A famous haiku by Awa Usuda, who was active from the Taisho through the Showa era.
Usuda studied tanka under Tekkan Yosano and haiku under Kyoshi Takahama, making him a literary two-way player—like Shohei Ohtani in baseball.
The brilliance of this haiku lies in calling water, which is ordinarily a smooth, flowing liquid, “thick and syrupy.” It captures the very moment when the lukewarm spring breeze gently ripples the water—a poem with vast expanses of suggestive silence.
A masterpiece you can’t help but recite again and again.
[For Seniors] Haiku for April. Exciting (11–20)
Turning around — behind me, the moon on a spring evening.
Takahashi Awajijo was a haiku poet active from the Taisho to the Showa era.
Here is one of her haiku: “Turning back— behind me the moon— a spring evening.” It is a poem about the moon that looked beautiful on a spring day.
“Spring evening” refers to the time shortly after sunset in spring.
Unlike a winter night, a spring night carries a sense of warmth, and you can almost imagine the fragrant scent of flowers in full bloom.
You can also feel the beauty of the moon in a sky veiled with faint, hazy clouds.
Perhaps the moon at that moment was an oborozuki, a hazy spring moon.
Cherry-blossom hunting—how rare in everyday life—five or six leagues.
“Cherry-blossom hunting—how odd! Day after day, five or six ri.” This haiku depicts being absorbed in what you love.
It’s good to be passionate, but it’s troublesome if you become so engrossed that you lose sight of your surroundings.
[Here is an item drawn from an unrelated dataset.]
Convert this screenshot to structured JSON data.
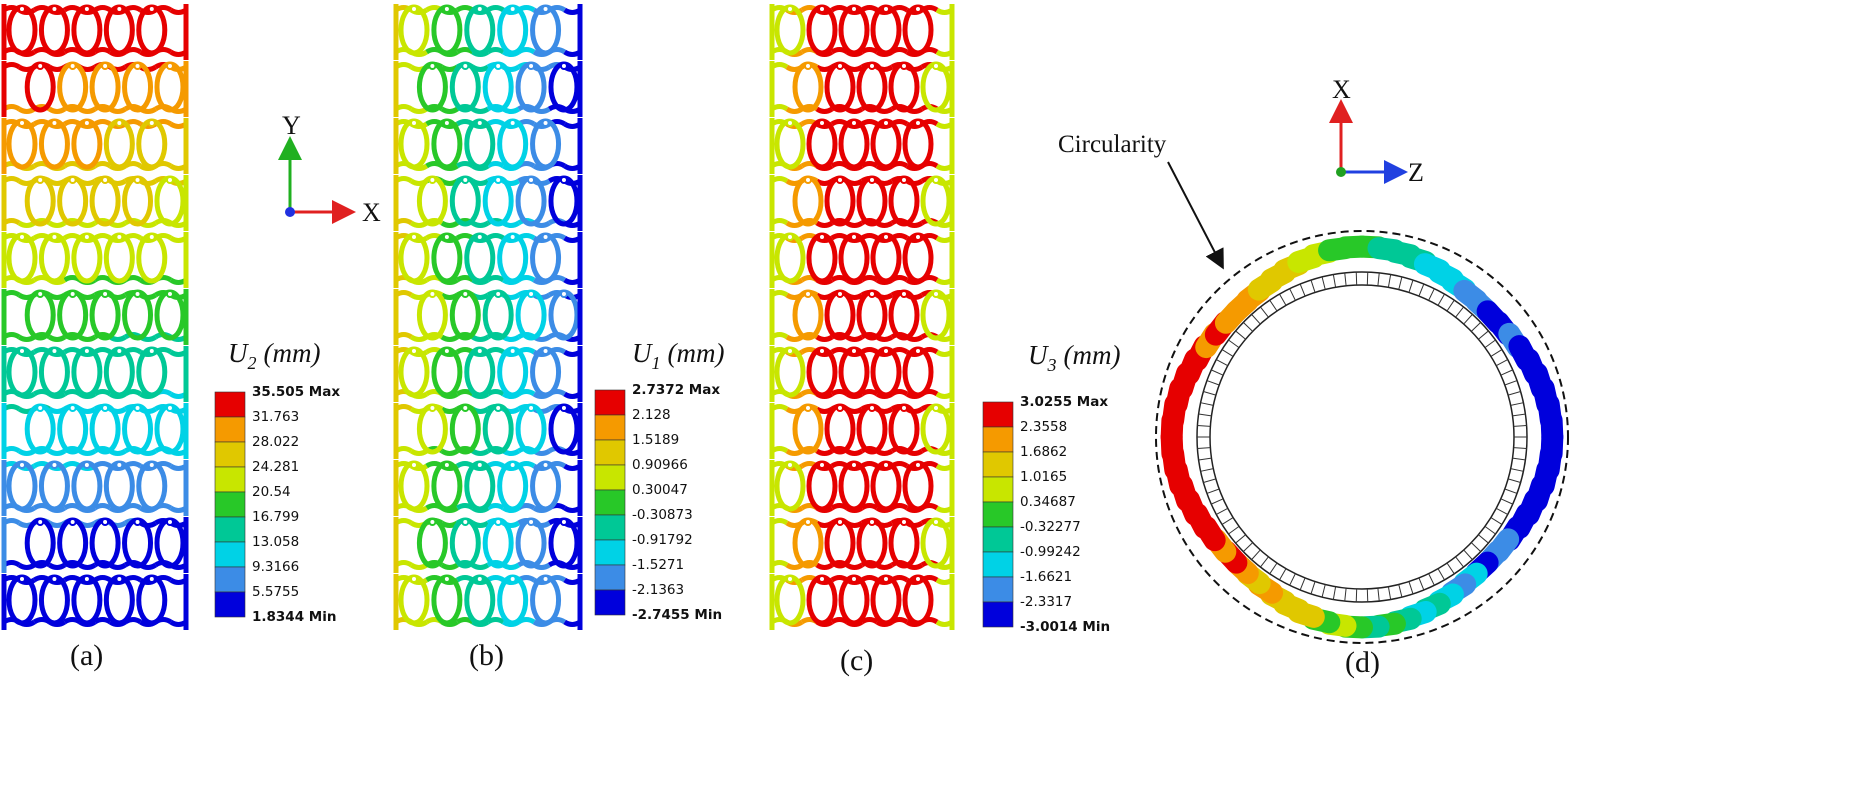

That kind of self-mocking restraint is embedded in Matsuo Bashō’s “Cherry-blossom hunting—how odd! Day after day, five or six ri.” You can sense a wry smile as he reflects on himself, enchanted by the blossoms and trudging five or six ri.
Incidentally, “five or six ri” is a phrase from the haiku meaning to walk about diligently and at length.
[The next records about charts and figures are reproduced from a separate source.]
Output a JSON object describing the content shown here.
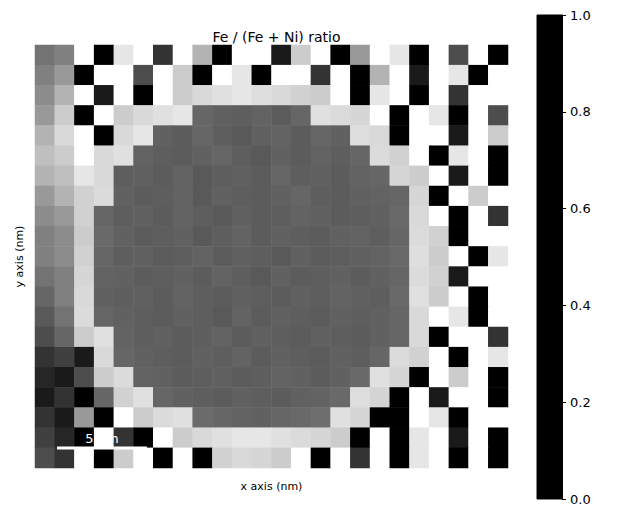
{
  "chart_data": {
    "type": "heatmap",
    "title": "Fe / (Fe + Ni) ratio",
    "x_label": "x axis (nm)",
    "y_label": "y axis (nm)",
    "xlim": [
      0,
      26.3
    ],
    "ylim": [
      0,
      23.5
    ],
    "tick_labels": false,
    "color": "gray",
    "scale_bar": {
      "label": "5 nm",
      "length": 5
    },
    "colorbar": {
      "range": [
        0,
        1
      ],
      "ticks": [
        {
          "value": 0,
          "label": "0.0"
        },
        {
          "value": 0.2,
          "label": "0.2"
        },
        {
          "value": 0.4,
          "label": "0.4"
        },
        {
          "value": 0.6,
          "label": "0.6"
        },
        {
          "value": 0.8,
          "label": "0.8"
        },
        {
          "value": 1,
          "label": "1.0"
        }
      ]
    },
    "cells": [
      [
        0.45,
        0.5,
        1,
        0,
        0.9,
        1,
        0.2,
        1,
        0.7,
        0,
        1,
        1,
        0.1,
        0.8,
        1,
        0,
        0.6,
        1,
        0.9,
        0,
        1,
        0.3,
        1,
        0
      ],
      [
        0.5,
        0.6,
        0,
        1,
        1,
        0.3,
        1,
        0.8,
        0,
        1,
        0.9,
        0,
        1,
        1,
        0.2,
        1,
        0,
        0.7,
        1,
        0.1,
        1,
        0.9,
        0,
        1
      ],
      [
        0.55,
        0.7,
        1,
        0.1,
        1,
        0,
        1,
        0.8,
        0.85,
        0.88,
        0.9,
        0.87,
        0.85,
        0.82,
        0.8,
        1,
        0,
        0.9,
        1,
        0,
        1,
        0.2,
        1,
        1
      ],
      [
        0.6,
        0.8,
        0,
        1,
        0.8,
        0.85,
        0.88,
        0.9,
        0.4,
        0.38,
        0.37,
        0.39,
        0.36,
        0.4,
        0.88,
        0.86,
        0.84,
        1,
        0,
        1,
        0.9,
        0,
        1,
        0.3
      ],
      [
        0.7,
        0.85,
        1,
        0,
        0.85,
        0.9,
        0.38,
        0.36,
        0.4,
        0.37,
        0.35,
        0.38,
        0.39,
        0.36,
        0.4,
        0.38,
        0.87,
        0.85,
        0,
        1,
        1,
        0.1,
        1,
        0.8
      ],
      [
        0.75,
        0.8,
        1,
        0.85,
        0.88,
        0.39,
        0.37,
        0.36,
        0.38,
        0.4,
        0.37,
        0.35,
        0.38,
        0.36,
        0.39,
        0.37,
        0.4,
        0.86,
        0.82,
        1,
        0,
        0.9,
        1,
        0
      ],
      [
        0.7,
        0.75,
        0.9,
        0.85,
        0.37,
        0.38,
        0.36,
        0.39,
        0.35,
        0.37,
        0.38,
        0.36,
        0.4,
        0.37,
        0.38,
        0.36,
        0.39,
        0.4,
        0.84,
        0.8,
        1,
        0.1,
        1,
        0
      ],
      [
        0.6,
        0.7,
        0.82,
        0.86,
        0.38,
        0.36,
        0.37,
        0.39,
        0.35,
        0.38,
        0.37,
        0.36,
        0.38,
        0.4,
        0.37,
        0.36,
        0.38,
        0.39,
        0.4,
        0.84,
        0,
        1,
        0.8,
        1
      ],
      [
        0.55,
        0.6,
        0.82,
        0.4,
        0.37,
        0.38,
        0.36,
        0.39,
        0.37,
        0.35,
        0.38,
        0.36,
        0.37,
        0.39,
        0.38,
        0.36,
        0.37,
        0.38,
        0.41,
        0.85,
        1,
        0,
        1,
        0.2
      ],
      [
        0.5,
        0.55,
        0.8,
        0.41,
        0.38,
        0.36,
        0.37,
        0.38,
        0.35,
        0.37,
        0.39,
        0.36,
        0.38,
        0.37,
        0.36,
        0.38,
        0.39,
        0.37,
        0.4,
        0.86,
        0.82,
        0,
        1,
        1
      ],
      [
        0.5,
        0.55,
        0.82,
        0.4,
        0.37,
        0.38,
        0.36,
        0.37,
        0.39,
        0.36,
        0.38,
        0.37,
        0.35,
        0.38,
        0.36,
        0.37,
        0.38,
        0.39,
        0.41,
        0.87,
        0.8,
        1,
        0,
        0.9
      ],
      [
        0.45,
        0.5,
        0.84,
        0.39,
        0.38,
        0.36,
        0.37,
        0.38,
        0.36,
        0.39,
        0.37,
        0.35,
        0.38,
        0.36,
        0.37,
        0.38,
        0.36,
        0.38,
        0.4,
        0.86,
        0.82,
        0.1,
        1,
        1
      ],
      [
        0.4,
        0.5,
        0.85,
        0.38,
        0.37,
        0.38,
        0.36,
        0.39,
        0.37,
        0.36,
        0.38,
        0.37,
        0.36,
        0.38,
        0.37,
        0.39,
        0.38,
        0.37,
        0.41,
        0.88,
        0.8,
        1,
        0,
        1
      ],
      [
        0.35,
        0.45,
        0.86,
        0.4,
        0.38,
        0.37,
        0.36,
        0.38,
        0.37,
        0.35,
        0.39,
        0.36,
        0.38,
        0.37,
        0.36,
        0.38,
        0.37,
        0.38,
        0.4,
        0.85,
        1,
        0.9,
        0,
        1
      ],
      [
        0.3,
        0.4,
        0.8,
        0.88,
        0.39,
        0.37,
        0.38,
        0.36,
        0.37,
        0.39,
        0.36,
        0.38,
        0.37,
        0.36,
        0.38,
        0.37,
        0.36,
        0.38,
        0.4,
        0.85,
        0,
        1,
        1,
        0.2
      ],
      [
        0.2,
        0.25,
        0.1,
        0.85,
        0.4,
        0.38,
        0.37,
        0.36,
        0.38,
        0.37,
        0.39,
        0.36,
        0.38,
        0.37,
        0.36,
        0.38,
        0.37,
        0.4,
        0.86,
        0.82,
        1,
        0,
        1,
        0.9
      ],
      [
        0.15,
        0.1,
        0.3,
        0.8,
        0.86,
        0.39,
        0.38,
        0.36,
        0.37,
        0.38,
        0.36,
        0.37,
        0.39,
        0.38,
        0.36,
        0.38,
        0.41,
        0.88,
        0.84,
        0,
        1,
        0.8,
        1,
        0
      ],
      [
        0.1,
        0.2,
        0,
        0.4,
        0.82,
        0.88,
        0.4,
        0.38,
        0.37,
        0.36,
        0.38,
        0.37,
        0.36,
        0.38,
        0.39,
        0.41,
        0.87,
        0.83,
        0,
        1,
        0.1,
        1,
        1,
        0
      ],
      [
        0.2,
        0.1,
        0.6,
        0,
        1,
        0.8,
        0.86,
        0.88,
        0.42,
        0.4,
        0.39,
        0.38,
        0.4,
        0.41,
        0.43,
        0.88,
        0.84,
        0,
        0,
        1,
        0.9,
        0,
        1,
        1
      ],
      [
        0.25,
        0.15,
        0,
        1,
        0.2,
        0,
        1,
        0.8,
        0.85,
        0.88,
        0.9,
        0.9,
        0.88,
        0.86,
        0.84,
        0.8,
        0,
        1,
        0,
        0.9,
        1,
        0.1,
        1,
        0
      ],
      [
        0.3,
        0.2,
        1,
        0,
        0.8,
        1,
        0,
        1,
        0,
        0.82,
        0.85,
        0.84,
        0.8,
        1,
        0,
        1,
        0.2,
        1,
        0,
        0.9,
        1,
        0,
        1,
        0
      ]
    ]
  }
}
Even from the great Matsuo Bashō’s haiku, we can feel something very human.
A drifting cluster of petal-blizzard in the sky
Soju Takano was a haiku poet from Ibaraki Prefecture who studied under Kyoshi Takahama and was active in the haiku magazine Hototogisu.
He also conducted research as a physician.
Rendered in modern language, this poem says: a blizzard of blossoms, lifted by the wind, gathered into a single mass and drifted up into the sky.
In cherry-blossom season, it’s as if the blossoms themselves had a will and were heading toward the sky.
It evokes the moment when the sakura fall and the breath of the wind.
It may also convey the feeling that even after the petals have fallen, it isn’t the end; even the instant they vanish into the sky is beautiful.
During cherry-blossom season, why not also pay attention to where the wind-blown petals are headed?
Clouds of blossoms—does the bell toll from Ueno or from Asakusa?
I would like to introduce the haiku by Matsuo Basho: “A cloud of blossoms— is the bell from Ueno, or from Asakusa?” Are you familiar with the opening phrase, “a cloud of blossoms”? Though it mentions a cloud, it doesn’t mean an actual cloud; it describes the appearance of flowers.
Here, the flowers are cherry blossoms.
It likens the sight of cherry blossoms in full bloom, spreading everywhere, to a cloud.
It seems that people in the past often expressed things by likening them to something else.
The poem also evokes the speaker wondering whether the bell they hear during cherry blossom season is coming from Kaneiji Temple in Ueno or from Sensoji Temple in Asakusa.
Nowadays, we might not hear bell sounds carrying from distant places.
The haiku conveys a sense of the gentle everyday life of a spring day.